The deal between BlackBerry Ltd (NASDAQ:BBRY) and large auto parts maker Delphi Automotive Plc (NYSE:DLPH) has refuted almost all of the bear theories about BlackBerry and BlackBerry stock. Now it’s just a matter of time until investors realize the tremendous future earnings power of BlackBerry, enabling BlackBerry stock to reach $20 and beyond.
Much of the bear thesis on BlackBerry stock was based on the idea that BBRY was a loser company whose products were largely useless, old, uncompetitive and irrelevant. Before the Delphi deal, there were many signs that this was not the case, as I and a few others have pointed out.
For example, BlackBerry’s enterprise mobile management software received great ratings from well-respected IT research firm Gartner, multiple central banks have bought its EMM system, Ford Motor Company (NYSE:F) partnered with it to develop advanced software for automobiles, and FedEx Corporation (NYSE:FDX) bought its Radar tracking system.
BlackBerry Stock Before Delphi
But before the Delphi deal, the bears still had some plausible arguments as they attempted to suggest that BBRY and BlackBerry stock were doomed to mediocrity at best. They could point to the large amount of competition in the EMM space, say awards don’t really mean anything, claim that the FedEx deal was just a small trial that wouldn’t go anywhere, suggest that the Ford deal wouldn’t really develop into anything significant either, and point out that some automakers were dumping QNX.
There is, however, no credible way for the bears to refute the tremendous positive implications of the Delphi deal. This is not a small trial, as Delphi plans to incorporate the QNX operating system into its only autonomous driving system. Moreover, Delphi could have chosen many other companies and/or types of software to run the platform. And in a statement in conjunction with the disclosure of the deal, Delphi’s CTO said that “safety in high performance computing systems is paramount to a production ready autonomous driving solution.”

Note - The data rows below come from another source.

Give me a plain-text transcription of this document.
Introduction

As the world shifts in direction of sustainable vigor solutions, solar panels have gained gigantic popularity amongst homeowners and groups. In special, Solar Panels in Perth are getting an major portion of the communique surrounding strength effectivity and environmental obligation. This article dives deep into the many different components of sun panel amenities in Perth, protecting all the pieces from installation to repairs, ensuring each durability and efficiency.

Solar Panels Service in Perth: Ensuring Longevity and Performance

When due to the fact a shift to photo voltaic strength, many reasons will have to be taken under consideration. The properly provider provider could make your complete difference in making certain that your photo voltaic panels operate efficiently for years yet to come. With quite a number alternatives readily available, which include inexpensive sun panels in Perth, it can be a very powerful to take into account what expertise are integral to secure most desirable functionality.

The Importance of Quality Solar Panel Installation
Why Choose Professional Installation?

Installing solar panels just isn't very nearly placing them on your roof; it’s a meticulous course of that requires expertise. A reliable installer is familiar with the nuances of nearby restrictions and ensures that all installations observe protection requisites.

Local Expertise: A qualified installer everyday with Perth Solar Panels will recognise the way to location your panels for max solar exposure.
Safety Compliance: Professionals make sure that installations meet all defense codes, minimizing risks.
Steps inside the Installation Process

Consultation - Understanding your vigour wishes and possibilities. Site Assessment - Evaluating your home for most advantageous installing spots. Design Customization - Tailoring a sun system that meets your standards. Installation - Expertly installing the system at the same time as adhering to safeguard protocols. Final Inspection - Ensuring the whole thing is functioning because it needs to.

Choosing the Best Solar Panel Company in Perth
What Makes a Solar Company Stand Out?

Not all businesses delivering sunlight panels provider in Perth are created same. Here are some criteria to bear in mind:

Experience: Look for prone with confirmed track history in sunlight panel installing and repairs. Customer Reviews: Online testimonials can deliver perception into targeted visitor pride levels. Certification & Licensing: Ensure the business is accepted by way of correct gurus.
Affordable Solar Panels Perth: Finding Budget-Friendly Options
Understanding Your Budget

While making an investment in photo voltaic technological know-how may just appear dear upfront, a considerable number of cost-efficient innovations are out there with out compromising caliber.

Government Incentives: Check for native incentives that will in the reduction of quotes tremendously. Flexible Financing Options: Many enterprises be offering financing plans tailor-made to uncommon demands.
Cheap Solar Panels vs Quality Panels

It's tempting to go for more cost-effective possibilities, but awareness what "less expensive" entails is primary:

The paramount nature of safety in the software that will operate self-driving vehicles—and the belief that QNX was best positioned to provide such safety—is a thesis that we bulls have pushed and bears have rejected. The Delphi deal proves who was right on that count. Furthermore, it’s a pretty good bet that Delphi and Ford will not be the only huge companies who adopt this viewpoint.
Nor can anyone deny that self-driving cars will be a huge trend that’s going to generate a great deal of revenue for the automakers and software companies that are successful in the space.

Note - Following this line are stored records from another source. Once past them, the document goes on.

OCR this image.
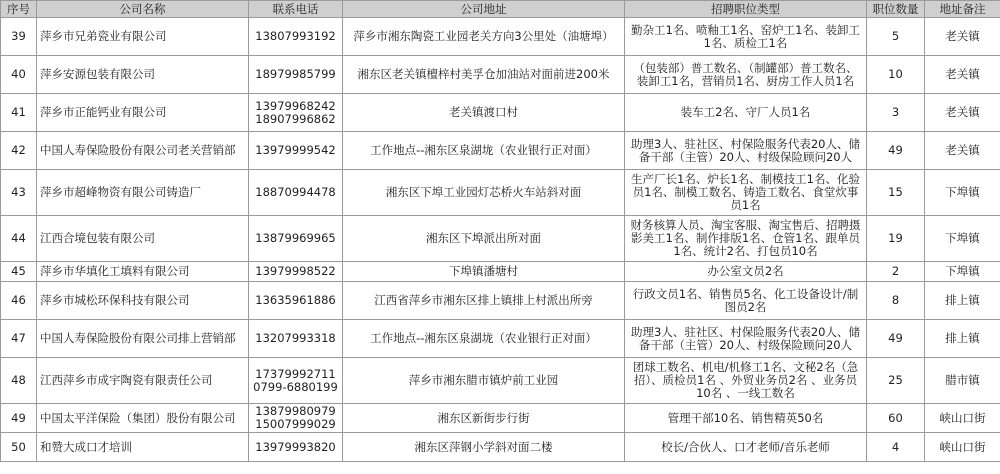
序号	公司名称	联系电话	公司地址	招聘职位类型	职位数量	地址备注
39	萍乡市兄弟瓷业有限公司	13807993192	萍乡市湘东陶瓷工业园老关方向3公里处（油塘埠）	勤杂工1名、喷釉工1名、窑炉工1名、装卸工1名、质检工1名	5	老关镇
40	萍乡安源包装有限公司	18979985799	湘东区老关镇檀梓村美孚仓加油站对面前进200米	（包装部）普工数名、（制罐部）普工数名、装卸工1名，营销员1名、厨房工作人员1名	10	老关镇
41	萍乡市正能钙业有限公司	13979968242 18907996862	老关镇渡口村	装车工2名、守厂人员1名	3	老关镇
42	中国人寿保险股份有限公司老关营销部	13979999542	工作地点--湘东区泉湖垅（农业银行正对面）	助理3人、驻社区、村保险服务代表20人、储备干部（主管）20人、村级保险顾问20人	49	老关镇
43	萍乡市超峰物资有限公司铸造厂	18870994478	湘东区下埠工业园灯芯桥火车站斜对面	生产厂长1名、炉长1名、制模技工1名、化验员1名、制模工数名、铸造工数名、食堂炊事员1名	15	下埠镇
44	江西合境包装有限公司	13879969965	湘东区下埠派出所对面	财务核算人员、淘宝客服、淘宝售后、招聘摄影美工1名、制作排版1名、仓管1名、跟单员1名、统计2名、打包员10名	19	下埠镇
45	萍乡市华填化工填料有限公司	13979998522	下埠镇潘塘村	办公室文员2名	2	下埠镇
46	萍乡市城松环保科技有限公司	13635961886	江西省萍乡市湘东区排上镇排上村派出所旁	行政文员1名、销售员5名、化工设备设计/制图员2名	8	排上镇
47	中国人寿保险股份有限公司排上营销部	13207993318	工作地点--湘东区泉湖垅（农业银行正对面）	助理3人、驻社区、村保险服务代表20人、储备干部（主管）20人、村级保险顾问20人	49	排上镇
48	江西萍乡市成宇陶瓷有限责任公司	17379992711 0799-6880199	萍乡市湘东腊市镇炉前工业园	团球工数名、机电/机修工1名、文秘2名（急招）、质检员1名 、外贸业务员2名 、业务员10名 、一线工数名	25	腊市镇
49	中国太平洋保险（集团）股份有限公司	13879980979 15007999029	湘东区新街步行街	管理干部10名、销售精英50名	60	峡山口街
50	和赞大成口才培训	13979993820	湘东区萍钢小学斜对面二楼	校长/合伙人、口才老师/音乐老师	4	峡山口街
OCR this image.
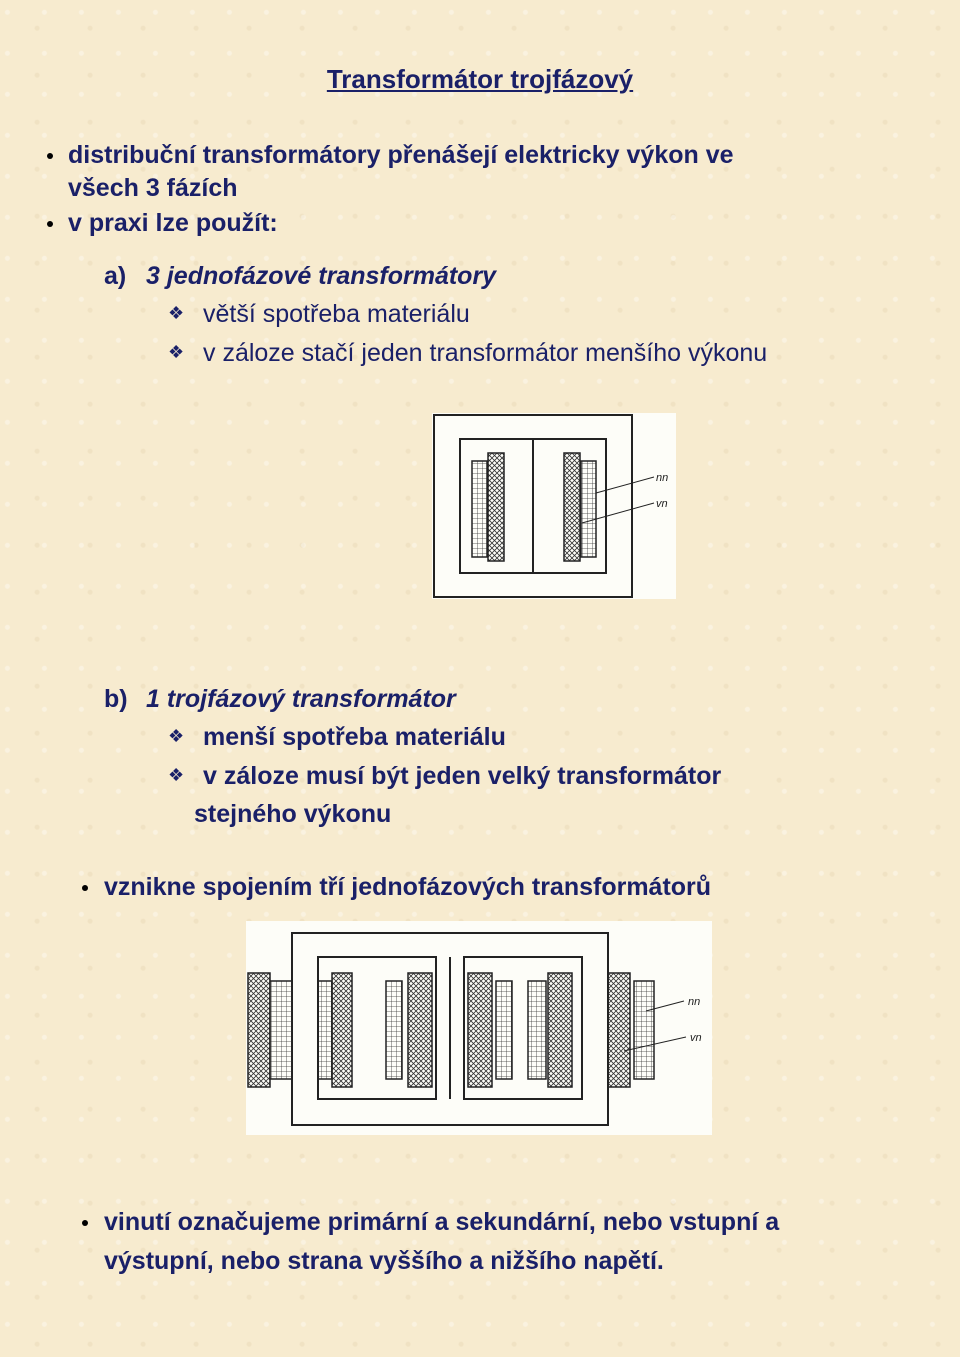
Transformátor trojfázový
distribuční transformátory přenášejí elektricky výkon ve
všech 3 fázích
v praxi lze použít:
a) 3 jednofázové transformátory
❖ větší spotřeba materiálu
❖ v záloze stačí jeden transformátor menšího výkonu
nn
vn
b) 1 trojfázový transformátor
❖ menší spotřeba materiálu
❖ v záloze musí být jeden velký transformátor
stejného výkonu
vznikne spojením tří jednofázových transformátorů
nn
vn
vinutí označujeme primární a sekundární, nebo vstupní a
výstupní, nebo strana vyššího a nižšího napětí.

BlackBerry’s Revenue Outlook
Speaking of revenue, the bears’ last refuge is apparently to try to claim that deals like the one that BlackBerry made with Delphi won’t generate much revenue, so BlackBerry stock won’t get much of a lift from this transaction and others like it. The BBRY bears point to the fact that QNX has only generated $3-$5 per car in the past, when it was used primarily as an operating system for infotainment systems. But there is no comparison between an operating system for an infotainment system (which controls a few pieces of data, Bluetooth, maps and an audio system) and an operating system for a self-driving car. In addition to the above, the self-driving car OS has to handle all sorts of complex navigation and provide security that could literally easily be the difference between life and death. Saying that BlackBerry should get the same revenue when QNX is only used to power an infotainment system and when it’s also used to control and secure an autonomous navigation system is a little like saying car and plane makers should get paid the same amount per unit because cars and planes are both vehicles that have engines.

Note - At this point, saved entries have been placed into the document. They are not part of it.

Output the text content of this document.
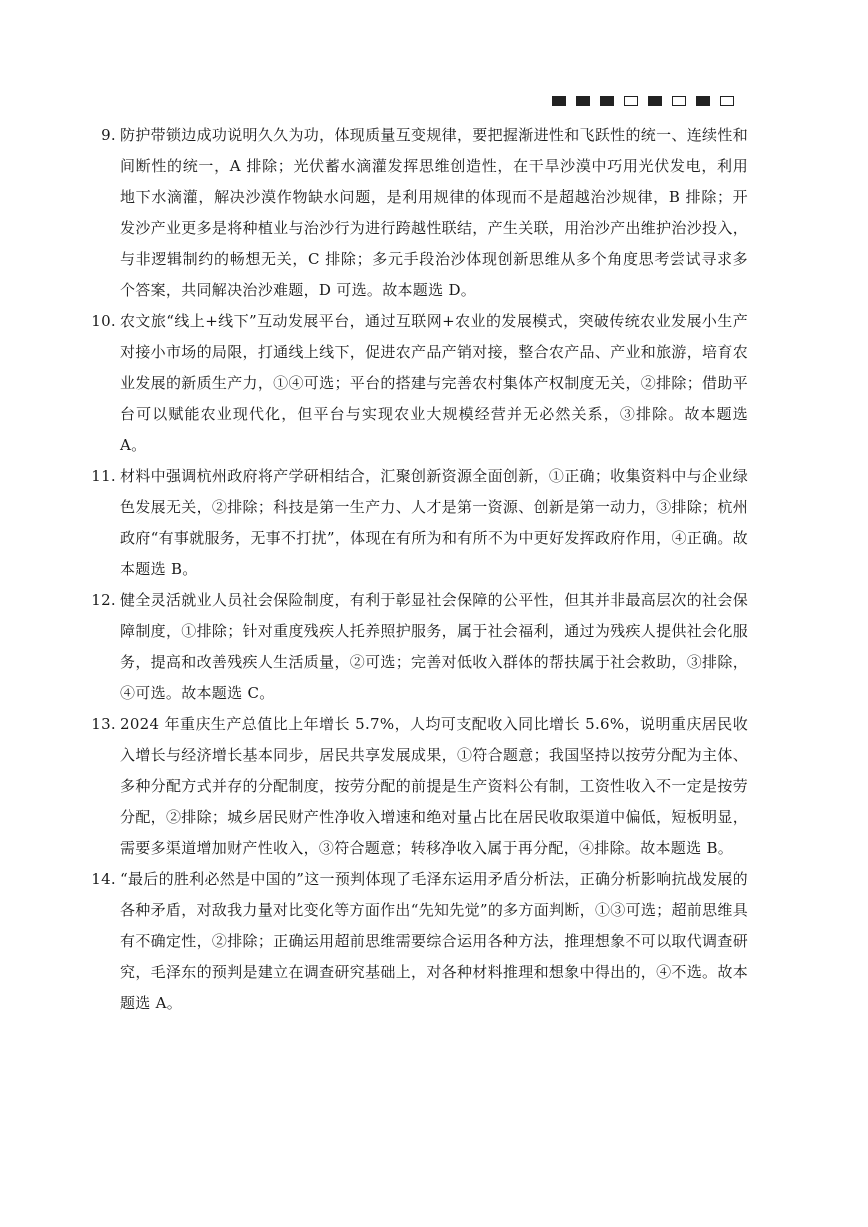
9. 防护带锁边成功说明久久为功，体现质量互变规律，要把握渐进性和飞跃性的统一、连续性和间断性的统一，A 排除；光伏蓄水滴灌发挥思维创造性，在干旱沙漠中巧用光伏发电，利用地下水滴灌，解决沙漠作物缺水问题，是利用规律的体现而不是超越治沙规律，B 排除；开发沙产业更多是将种植业与治沙行为进行跨越性联结，产生关联，用治沙产出维护治沙投入，与非逻辑制约的畅想无关，C 排除；多元手段治沙体现创新思维从多个角度思考尝试寻求多个答案，共同解决治沙难题，D 可选。故本题选 D。
10. 农文旅“线上+线下”互动发展平台，通过互联网+农业的发展模式，突破传统农业发展小生产对接小市场的局限，打通线上线下，促进农产品产销对接，整合农产品、产业和旅游，培育农业发展的新质生产力，①④可选；平台的搭建与完善农村集体产权制度无关，②排除；借助平台可以赋能农业现代化，但平台与实现农业大规模经营并无必然关系，③排除。故本题选 A。
11. 材料中强调杭州政府将产学研相结合，汇聚创新资源全面创新，①正确；收集资料中与企业绿色发展无关，②排除；科技是第一生产力、人才是第一资源、创新是第一动力，③排除；杭州政府“有事就服务，无事不打扰”，体现在有所为和有所不为中更好发挥政府作用，④正确。故本题选 B。
12. 健全灵活就业人员社会保险制度，有利于彰显社会保障的公平性，但其并非最高层次的社会保障制度，①排除；针对重度残疾人托养照护服务，属于社会福利，通过为残疾人提供社会化服务，提高和改善残疾人生活质量，②可选；完善对低收入群体的帮扶属于社会救助，③排除，④可选。故本题选 C。
13. 2024 年重庆生产总值比上年增长 5.7%，人均可支配收入同比增长 5.6%，说明重庆居民收入增长与经济增长基本同步，居民共享发展成果，①符合题意；我国坚持以按劳分配为主体、多种分配方式并存的分配制度，按劳分配的前提是生产资料公有制，工资性收入不一定是按劳分配，②排除；城乡居民财产性净收入增速和绝对量占比在居民收取渠道中偏低，短板明显，需要多渠道增加财产性收入，③符合题意；转移净收入属于再分配，④排除。故本题选 B。
14. “最后的胜利必然是中国的”这一预判体现了毛泽东运用矛盾分析法，正确分析影响抗战发展的各种矛盾，对敌我力量对比变化等方面作出“先知先觉”的多方面判断，①③可选；超前思维具有不确定性，②排除；正确运用超前思维需要综合运用各种方法，推理想象不可以取代调查研究，毛泽东的预判是建立在调查研究基础上，对各种材料推理和想象中得出的，④不选。故本题选 A。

BlackBerry Stock Bottom Line
Autonomous vehicles will be like huge, extremely complex and very vulnerable mobile computers. According to Recode, in 2015 about 280 million PCs were sold, and Windows, Microsoft Corporation’s (NASDAQ:MSFT) operating system, generated “nearly” $15 billion in revenue for the company. That works out to around $50 per PC. Moreover, of course Windows, unlike QNX, does not provide great security, and autonomous vehicles are a little more complicated than PCs. Consequently, BlackBerry’s royalty per autonomous vehicle should at least approach $100 per vehicle. And just as Microsoft used its foothold with businesses to sell them other products (think Office, servers and cloud computing), BlackBerry should be able to do the same with autonomous vehicle customers. For example, it could develop an integrated traffic reporting system (like Waze but better), develop its own personal assistant (like Alexa but for the car) , and create a system that allows drivers to easily track where their friends and loved ones’ vehicles are (it’s a little creepy, but it would eliminate the need to call to find out when your spouse is going to be home for dinner). Of course, all of these services would cost a few dollars per month. BBRY CEO John Chen has alluded to his desire to sell different types of software products via QNX in the past, and his vision looks set to become a reality. Given the Microsoft-like royalties that BlackBerry will command and the extra services it will sell, BlackBerry’s profits will soar, causing BBRY stock to jump
Bears’ thesis on Blackberry has been proven totally wrong, and bulls have been vindicated. Now it’s just a matter of time before BlackBerry’s financial results and then BlackBerry stock catches up with reality.
As of this writing, Larry Ramer owned shares of BlackBerry stock.